Co-authored with Ferdinand Francken, LEAD programme Coordinator, Ministry of Foreign Affairs
The economic perspectives of young people in many developing countries are extremely poor, and unemployment rates staggering high. Even when jobs are available, there is often a mismatch between the skills young people can offer and those required by employers. In some of these countries, poverty, social instability and political violence lead to migration and radicalisation. This is why addressing youth unemployment ranks high on both international and local development priorities, including Dutch development policy and the 2030 agenda for sustainable development.
In 2015, the Dutch Ministry of Foreign Affairs set up the Local Employment for Development in Africa (LEAD) programme. The overall objective of LEAD is to generate sustainable income for youth by creating in total 17, 000 sustainable jobs offering decent work directly to young people in Algeria, Egypt, Libya, Tunisia, Mali, Nigeria and Somalia.
LEAD seeks to stimulate entrepreneurship among youth and enhance their employability, with a special focus on women. It supports young entrepreneurs through business and social skills training, mentoring and local coworking spaces, incubators and innovation labs. The programme can link up young entrepreneurs with interested investors and help in getting access to finance.

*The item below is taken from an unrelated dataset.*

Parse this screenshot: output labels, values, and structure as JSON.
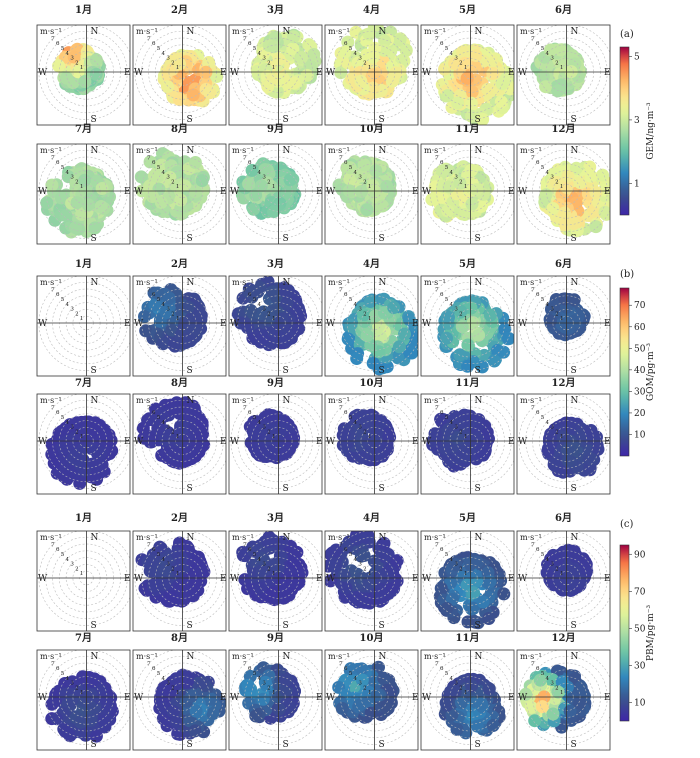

With business and social skills training, young people can increase their chances of getting into the labour market.
Hivos is one of the four implementing partners of LEAD. Within the programme, Hivos supported over 10 coworking spaces in 2016 for young people in remote regions in North Africa, where high unemployment, lack of future prospects and limits on free expression contribute significantly to societal discontent and migration.
One interesting example was the establishment of the Cirta coworking space in Kef, a small city in the Atlas Mountains in northwestern Tunisia. The city is plagued by skyrocketing youth unemployment rates, while terrorist groups in the mountains recruit young city people desperate for work. However, thanks to the training Hivos provided on business modelling, finance, marketing, leadership and community building, in November 2016 young Tunisian entrepreneur Walid Hammami opened Cirta, a cultural and co-working space.
Walid built the space in the middle of a poor neighborhood in Kef to stimulate dialogue and cooperation among young people. Cirta’s activities have rapidly expanded and it now employs 11 young people. Cirta also receives mentoring and financial support from Cogite, one of Hivos’ local partners and Tunisia’s first-ever coworking space, located in Tunis. Cogite was named the world’s third best co-working space by Forbes in 2016. The space hosts more than 100 co-workers daily and holds close to 100 events a year. Houssem Aoudi, co-founder of Cogite and Hivos partner since 2013, explains the need for mentoring new spaces. “Cogite has become a green oasis in Tunisia. A place where like-minded people can meet and build our country together. People don’t leave to Europe just for better salaries. They leave because of our closed culture, because you can’t be free and join forces to build something good. Cogite was the first oasis, but I dream of thousands of safe spaces throughout the country, all serving different sectors and communities, like Cirta.”
For Hivos and the Dutch Ministry of Foreign Affairs, these results are clear evidence of how LEAD benefits young entrepreneurs like Walid Hammami. The programme plans to establish more co-working spaces, thus creating structural solutions that give young people the productive economic future they aspire to and deserve.